EU Commissioner Viviane Reding will call on mobile phone operators in the EU to cut the cost of texting and internet use for customers who are abroad. Should they fail to comply operators could face EU regulation.

Viviane Reding is the EU's Commissioner responsible for Information Society and Media and will be speaking today at the GSMA Mobile World Congress in Barcelona.

Reding in her speech today will note that emerging markets like India an China have seen massive growth, with millions of new mobile subscribers registering every month.

However in a pre-released copy of her speech Reding said that Europe still has a key position as the market where the next generation of mobile will be played out first.

I am speaking of the shift to the Mobile Internet, the speech read.

This quantum leap in the communications world is not going to be driven by

developing markets, as the emphasis there will be for quite some time still on low

cost handsets and simple voice and text services.

Reding is due to say that the transition to Mobile Internet will be in developed markets, but also that such development also needs to see the emergence of open and inexpensive internet services.

She is also expected to say that more low cost bandwidth must be made available.

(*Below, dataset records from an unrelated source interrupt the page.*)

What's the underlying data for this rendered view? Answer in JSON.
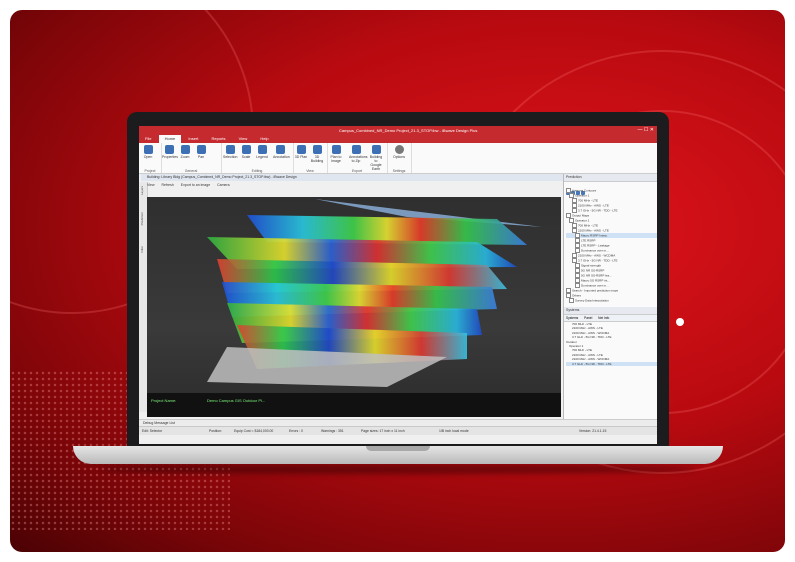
{
  "app": {
    "title": "Campus_Combined_NR_Demo Project_21.3_STOP.ibw - iBwave Design Plus",
    "window_buttons": "—  ☐  ✕"
  },
  "menu": {
    "tabs": [
      "File",
      "Home",
      "Insert",
      "Reports",
      "View",
      "Help"
    ],
    "active": "Home"
  },
  "ribbon": {
    "groups": [
      {
        "label": "Project",
        "buttons": [
          "Open",
          "Close"
        ]
      },
      {
        "label": "General",
        "buttons": [
          "Properties",
          "Zoom",
          "Pan",
          "Find",
          "FOVs"
        ]
      },
      {
        "label": "Editing",
        "buttons": [
          "Selection",
          "Scale",
          "Legend",
          "Annotation"
        ]
      },
      {
        "label": "View",
        "buttons": [
          "3D Plan",
          "3D Building"
        ]
      },
      {
        "label": "Export",
        "buttons": [
          "Plan to Image",
          "Annotations to Zip",
          "Building to Google Earth"
        ]
      },
      {
        "label": "Settings",
        "buttons": [
          "Options"
        ]
      }
    ]
  },
  "document_tab": "Building: Library Bldg (Campus_Combined_NR_Demo Project_21.3_STOP.ibw) - iBwave Design",
  "viewbar": [
    "View",
    "Refresh",
    "Export to an image",
    "Camera"
  ],
  "sidestrip": [
    "Layers",
    "Prediction",
    "Filter"
  ],
  "viewport": {
    "info_label": "Project Name:",
    "info_value": "Demo Campus GIS Outdoor Pl..."
  },
  "prediction_panel": {
    "title": "Prediction",
    "tree": [
      "Antenna Contours",
      "Operator 1",
      "700 MHz - LTE",
      "2100 MHz - AWS - LTE",
      "3.7 GHz - 5G NR - TDD - LTE",
      "Output Maps",
      "Operator 1",
      "700 MHz - LTE",
      "2100 MHz - AWS - LTE",
      "Macro RSRP Interp.",
      "LTE RSRP",
      "LTE RSRP - Leakage",
      "Dominance over m...",
      "2100 MHz - AWS - WCDMA",
      "3.7 GHz - 5G NR - TDD - LTE",
      "Signal strength",
      "5G NR SS-RSRP",
      "5G NR SS-RSRP lea...",
      "Macro 5G RSRP int...",
      "Dominance over m...",
      "Search - Imported prediction maps",
      "Others",
      "Survey Data Interpolation"
    ],
    "selected_index": 9
  },
  "systems_panel": {
    "title": "Systems",
    "tabs": [
      "Systems",
      "Panel",
      "Net Info"
    ],
    "tree": [
      "700 MHz - LTE",
      "2100 MHz - AWS - LTE",
      "2100 MHz - AWS - WCDMA",
      "3.7 GHz - 5G NR - TDD - LTE",
      "Outdoor",
      "Operator 1",
      "700 MHz - LTE",
      "2100 MHz - AWS - LTE",
      "2100 MHz - AWS - WCDMA",
      "3.7 GHz - 5G NR - TDD - LTE"
    ]
  },
  "message_bar": "Debug Message List",
  "status": {
    "mode": "Edit: Selector",
    "position": "Position:",
    "cost": "Equip Cost = $184,000.00",
    "errors": "Errors : 0",
    "warnings": "Warnings : 351",
    "page": "Page sizes: 17 inch x 11 inch",
    "units": "1IB inch local mode",
    "version": "Version: 21.4.1.15"
  },
  "colors": {
    "accent": "#c52a2f",
    "background_red": "#d0111a"
  }
}
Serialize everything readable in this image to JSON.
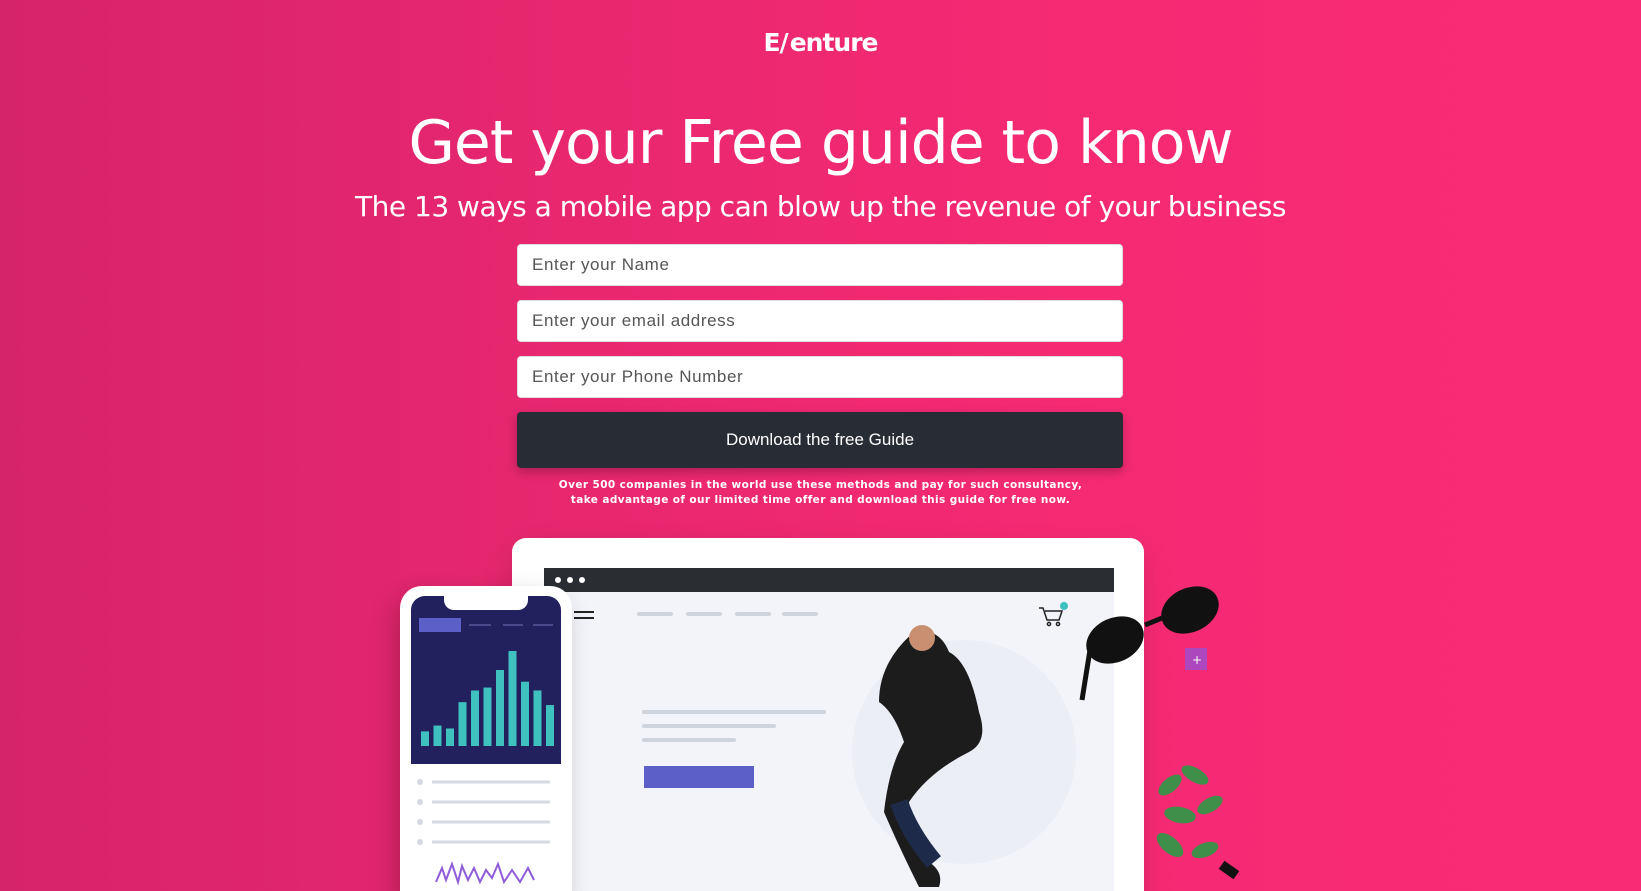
{
  "brand": {
    "logo_text": "enture",
    "logo_mark": "E/"
  },
  "hero": {
    "headline": "Get your Free guide to know",
    "subheadline": "The 13 ways a mobile app can blow up the revenue of your business"
  },
  "form": {
    "name_placeholder": "Enter your Name",
    "email_placeholder": "Enter your email address",
    "phone_placeholder": "Enter your Phone Number",
    "submit_label": "Download the free Guide"
  },
  "fineprint": {
    "line1": "Over 500 companies in the world use these methods and pay for such consultancy,",
    "line2": "take advantage of our limited time offer and download this guide for free now."
  },
  "illustration": {
    "bar_chart_values": [
      10,
      14,
      12,
      30,
      38,
      40,
      52,
      65,
      44,
      38,
      28
    ],
    "colors": {
      "phone_screen": "#23205e",
      "bars": "#3fc1c0",
      "cta": "#5b5fc7"
    }
  },
  "colors": {
    "accent": "#f52a73",
    "button": "#282c34"
  }
}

The objective is clear: Sending text messages or downloading data via a mobile phone while in another EU country should not be substantially more expensive for a consumer than sending text messages or downloading data at home, she said.

This is the logic of the borderless single market which we in Europe

agreed to create already 50 years ago. Higher retail charges abroad must be

justified by additional cost of operators, or they will have to disappear.

Reding also contains warned that if the mobile industry does not bring prices down by 1 July 2008 she will be forced to propose regulatory action.

Mobile companies were forced to lower the cost of making calls outside of a user's home country last year, following EU regulations.